Este parámetro, que si bien, en muchas ocasiones, no ha sido objeto del
debido reconocimiento en numerosos textos constitucionales clásicos, se
evidencia en forma expresa en los desarrollos constitucionales modernos donde
la vasta ampliación de derechos fundamentales con protección constitucional
conduce a serias dificultades interpretativas, para evitar colisión
indiscriminada de derechos; forzando clasificaciones heterodoxas al
constitucionalismo tradicional, con derechos de distinta generación justificativos
de prelación en sus alcances, en pos de
interpretaciones integrativas que eviten demerito constitucional. Aunque en
correcta hermenéutica, la única distinción relativa relevante, debe originarse
de la diversidad del régimen de garantías (v.gr. Constitución Española de 1978)[12].
Esa ampliación del espectro de los derechos fundamentales se configura
básicamente por la incorporación de los DESC en un proceso de
constitucionalización de los mismos, precedido por un amplio reconocimiento
internacional formalizado en diversos tratados.

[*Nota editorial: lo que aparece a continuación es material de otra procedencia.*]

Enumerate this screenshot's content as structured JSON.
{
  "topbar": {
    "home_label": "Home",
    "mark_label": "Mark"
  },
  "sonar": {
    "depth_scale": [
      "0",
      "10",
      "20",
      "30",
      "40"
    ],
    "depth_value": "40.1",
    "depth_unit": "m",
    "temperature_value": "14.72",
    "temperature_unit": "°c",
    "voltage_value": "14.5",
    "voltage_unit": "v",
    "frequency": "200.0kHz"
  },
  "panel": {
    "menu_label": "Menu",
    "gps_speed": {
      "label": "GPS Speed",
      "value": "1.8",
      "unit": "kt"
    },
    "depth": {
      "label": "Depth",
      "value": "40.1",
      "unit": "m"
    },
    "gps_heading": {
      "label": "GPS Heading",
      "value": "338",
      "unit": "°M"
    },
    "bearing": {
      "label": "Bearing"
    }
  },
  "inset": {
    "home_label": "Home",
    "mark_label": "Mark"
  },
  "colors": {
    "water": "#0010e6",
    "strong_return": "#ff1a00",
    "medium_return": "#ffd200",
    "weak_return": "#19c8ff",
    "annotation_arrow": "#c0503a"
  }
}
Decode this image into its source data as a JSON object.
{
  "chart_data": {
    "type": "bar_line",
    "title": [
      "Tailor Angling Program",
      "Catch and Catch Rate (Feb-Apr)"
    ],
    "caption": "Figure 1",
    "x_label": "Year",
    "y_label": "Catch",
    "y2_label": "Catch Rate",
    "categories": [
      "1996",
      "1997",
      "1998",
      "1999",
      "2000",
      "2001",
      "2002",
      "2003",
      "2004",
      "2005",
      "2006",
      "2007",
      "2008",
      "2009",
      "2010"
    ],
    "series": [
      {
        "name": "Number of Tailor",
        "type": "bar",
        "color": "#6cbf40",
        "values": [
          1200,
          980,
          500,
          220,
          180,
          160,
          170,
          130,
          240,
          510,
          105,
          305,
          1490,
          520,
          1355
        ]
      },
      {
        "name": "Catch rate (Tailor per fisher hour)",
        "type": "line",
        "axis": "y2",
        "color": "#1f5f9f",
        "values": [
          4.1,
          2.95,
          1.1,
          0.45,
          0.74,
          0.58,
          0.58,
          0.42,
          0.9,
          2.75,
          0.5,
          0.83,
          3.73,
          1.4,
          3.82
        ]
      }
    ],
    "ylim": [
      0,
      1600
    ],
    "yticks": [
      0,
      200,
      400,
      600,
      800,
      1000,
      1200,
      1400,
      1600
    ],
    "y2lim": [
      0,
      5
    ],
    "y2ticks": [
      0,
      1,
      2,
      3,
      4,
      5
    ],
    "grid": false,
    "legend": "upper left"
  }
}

La tendencia internacional
apunta a su interpretación cabal en un plexo normativo unitario, abarcativo del conjunto de los DESC, sin perjuicio de su
enumeración específica; y paralelamente, en contraposición a los DESC, se
difunde también un espectro unitario de los derechos civiles y políticos (DCP), lo cual se proyecta en regímenes diferenciales de
garantías entre DESC y DCP. Como se expusiera en
parágrafos anteriores, en principio, los DCP gozan de
reconocimiento constitucional directo, mientras que la normativa internacional
prefiere un esquema de “progresividad”, condicionado a aspectos técnicos y
económicos, para la plena vigencia de los DESC.
Históricamente, la doctrina tradicional postula que el Derecho
Administrativo se configuró en función de la dicotomía antagónica entre la
autoridad estatal y la protección de los derechos de los administrados,
apuntando sustancialmente a la conformación de un régimen jurídico protector
que impidiera o limitara significativamente la posibilidad de abusos de la
preeminencia estatal, fundada en la preferencia jurídica que la consecución de
intereses público habilita; pero como bien ha sostenido Parejo Alfonso, la evolución se proyecta en un panorama del
Derecho Administrativo no monopolizado ni siquiera protagonizado por la clásica
relación bilateral Administración-administrado singularizada por lo cual “la
construcción de la relación jurídico-administrativa como establecida entre dos
sujetos con status bien definido y único es insuficiente para explicar el
conjunto de relaciones de la Administración”[13].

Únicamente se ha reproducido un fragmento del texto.